有江西舉子將王賢的大作大聲念出來,並大聲稱讚道:“好詩,真是好詩。”

不過也不是所有人都在挪揄,就有人不無奇怪地問道:「兄臺如此詩句,豈不是蒙童都能寫出的嗎?」

“就是,那下聯到底是誰的手筆?”江西舉子大聲質問道:“看來你們浙江的舉子不僅才學大大的不好,還唉弄虛作假啊”

王賢呵呵一笑,不慌不忙地回答道:「我這詩還沒有題完,爾等怎麼就下斷語?」

“已經寫成這樣,後頭還怎麼接?”眾人卻不明白。

“乖乖看著就是。”王賢大笑一聲,從那張師師手中拿過毛筆,也不在紙上落筆,而是直接在雪白的牆上寫道:

「樹,樹,樹,憑你千絲萬緒,哪能留得行人住。前面啼杜鵑,後面啼杜宇,一個說:‘行不得也哥哥’,一個說:‘不如歸去。’」

眾人連著前面四句一讀,見寫的竟是一絕妙好詞,於是齊聲喝彩起來。店家極力邀請王賢落款,王賢也不推辭,提筆留下自己的名字,又拿出一顆明珠遞到張師師手中,大笑道:「權充作姑娘的潤筆之資」那竟是一顆價值千金的走盤珠,登時又引來一片驚歎。

「行不得也哥哥……」張師師已經被這有權有勢有錢有貌的王大人迷醉了,她拋去自己賴以成名的嬌羞矜持,眉目秋波流動,毫不掩飾挽留之意道。

「不如歸去。」王賢卻灑然一笑,說完揮揮衣袖,翩然下樓去了。

剛出酒樓的門,就見於謙、林榮興、李寓等人急忙忙趕來,王賢便站住腳,含笑望著他們。說起來,幾人上次見面還是去年秋闈,此刻再見竟有滄海桑田之感,于謙幾個既激動又有些緊張,不知該如何面對今時今日的王仲德。

「李太白說得好,安能摧眉折腰事權貴,使我不得開心顏。」王賢笑罵道:「何況我也不算權貴,你們看著辦吧」

一番話讓眾人放聲大笑起來,些許尷尬一掃而光。在王賢堅持下,依舊以同年見禮,幾人先是不肯,待他自嘲笑道:「照這意思,過上幾天,你們魚躍龍門,咱就高攀不得了?」這才勉強同意。

正說話間,王翰等人跟下樓來,王賢笑道:「這是我讓人搬的救兵,不過沒想到那幫江西人慫了,也沒用上。」王賢是上輩子恰好看過那對聯,但人家要是出別的對子,他八成就瞪眼了,所以上樓之前,他急忙讓周勇去找于謙過來,以這小子的機智,等閒沒有能敵過他的。只是沒想到救兵沒來,那幫江西舉子已經被王賢收拾了。

王翰等人和于謙熟識,見禮之後,執意請他們一起移步另一家酒樓,以謝王賢他們的援手之恩。當然他們也想借機和于謙等人修好,畢竟這次的教訓足夠深刻,讓他們知道了孤立於眾沒有任何好處。

王賢倒無所謂,他只要見到于謙幾個就行了,便跟著王翰到另一家餘姚人開的酒樓。在天下最繁華的秦淮河邊,除非這種自己人開的店,否則臨時是訂不到包間的。一行人上得頂樓,地道的浙江菜流水價端上,為了討彩頭,喝得自然是狀元紅。

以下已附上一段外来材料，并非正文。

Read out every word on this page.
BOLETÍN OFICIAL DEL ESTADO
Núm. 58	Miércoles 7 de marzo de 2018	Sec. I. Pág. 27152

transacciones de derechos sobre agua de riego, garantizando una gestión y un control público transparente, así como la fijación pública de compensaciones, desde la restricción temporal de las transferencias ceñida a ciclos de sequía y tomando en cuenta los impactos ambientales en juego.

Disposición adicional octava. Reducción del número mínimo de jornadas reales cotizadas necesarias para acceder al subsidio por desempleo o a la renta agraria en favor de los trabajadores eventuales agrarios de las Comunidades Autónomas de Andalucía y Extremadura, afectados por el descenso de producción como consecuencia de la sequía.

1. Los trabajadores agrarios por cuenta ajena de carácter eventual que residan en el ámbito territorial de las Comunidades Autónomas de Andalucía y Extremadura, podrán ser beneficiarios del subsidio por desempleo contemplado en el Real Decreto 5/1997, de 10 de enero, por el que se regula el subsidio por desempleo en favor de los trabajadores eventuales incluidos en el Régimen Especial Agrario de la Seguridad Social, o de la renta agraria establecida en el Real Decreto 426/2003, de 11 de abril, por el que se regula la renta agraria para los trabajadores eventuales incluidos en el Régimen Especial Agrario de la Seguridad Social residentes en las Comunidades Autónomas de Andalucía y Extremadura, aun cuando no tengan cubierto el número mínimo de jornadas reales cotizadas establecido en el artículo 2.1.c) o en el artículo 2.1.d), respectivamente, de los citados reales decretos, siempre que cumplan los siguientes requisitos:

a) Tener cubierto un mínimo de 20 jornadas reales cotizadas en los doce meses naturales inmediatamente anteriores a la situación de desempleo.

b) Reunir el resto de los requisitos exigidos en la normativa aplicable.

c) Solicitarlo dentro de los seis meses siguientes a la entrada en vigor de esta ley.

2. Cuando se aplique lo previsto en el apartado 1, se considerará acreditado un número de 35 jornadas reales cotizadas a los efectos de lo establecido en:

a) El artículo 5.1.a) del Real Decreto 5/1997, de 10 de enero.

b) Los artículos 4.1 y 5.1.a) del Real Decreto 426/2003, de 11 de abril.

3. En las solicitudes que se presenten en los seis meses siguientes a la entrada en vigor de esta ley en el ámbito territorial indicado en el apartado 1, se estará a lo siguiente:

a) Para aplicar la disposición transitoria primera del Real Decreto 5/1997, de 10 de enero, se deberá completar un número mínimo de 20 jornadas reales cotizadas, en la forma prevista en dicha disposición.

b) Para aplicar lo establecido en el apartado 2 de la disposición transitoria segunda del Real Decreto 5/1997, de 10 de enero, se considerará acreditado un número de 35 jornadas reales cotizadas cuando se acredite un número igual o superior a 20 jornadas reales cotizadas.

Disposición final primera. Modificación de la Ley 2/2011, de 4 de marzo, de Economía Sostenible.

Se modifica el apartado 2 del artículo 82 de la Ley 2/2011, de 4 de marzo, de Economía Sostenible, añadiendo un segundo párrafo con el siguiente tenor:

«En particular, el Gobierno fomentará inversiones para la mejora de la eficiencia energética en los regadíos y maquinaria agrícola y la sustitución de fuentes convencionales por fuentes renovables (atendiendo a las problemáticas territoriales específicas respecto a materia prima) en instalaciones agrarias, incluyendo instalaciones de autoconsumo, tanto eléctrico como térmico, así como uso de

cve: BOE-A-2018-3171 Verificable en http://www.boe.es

王翰端起酒杯,向王賢敬酒道:「這次我等魯莽,多虧仲德老弟援手,感激不盡」

「一樁小事而已。」王賢笑笑道。

「對仲德兄當然是小事一樁,可對我們來說,就是久旱逢甘霖啊」其餘幾個餘姚舉子也開腔道:「往常子玉誇仲德兄才高八斗,我等還有些不服這次憋了我們十幾天的難題,仲德兄卻揮手立就,實在讓我等心服口服」「我看今科魁元非仲德兄莫屬了」

餘姚舉子傲氣十足,既然服了王賢,就容不得任何人比他強,在他們看來除了他之外,任何人當狀元都不可接受。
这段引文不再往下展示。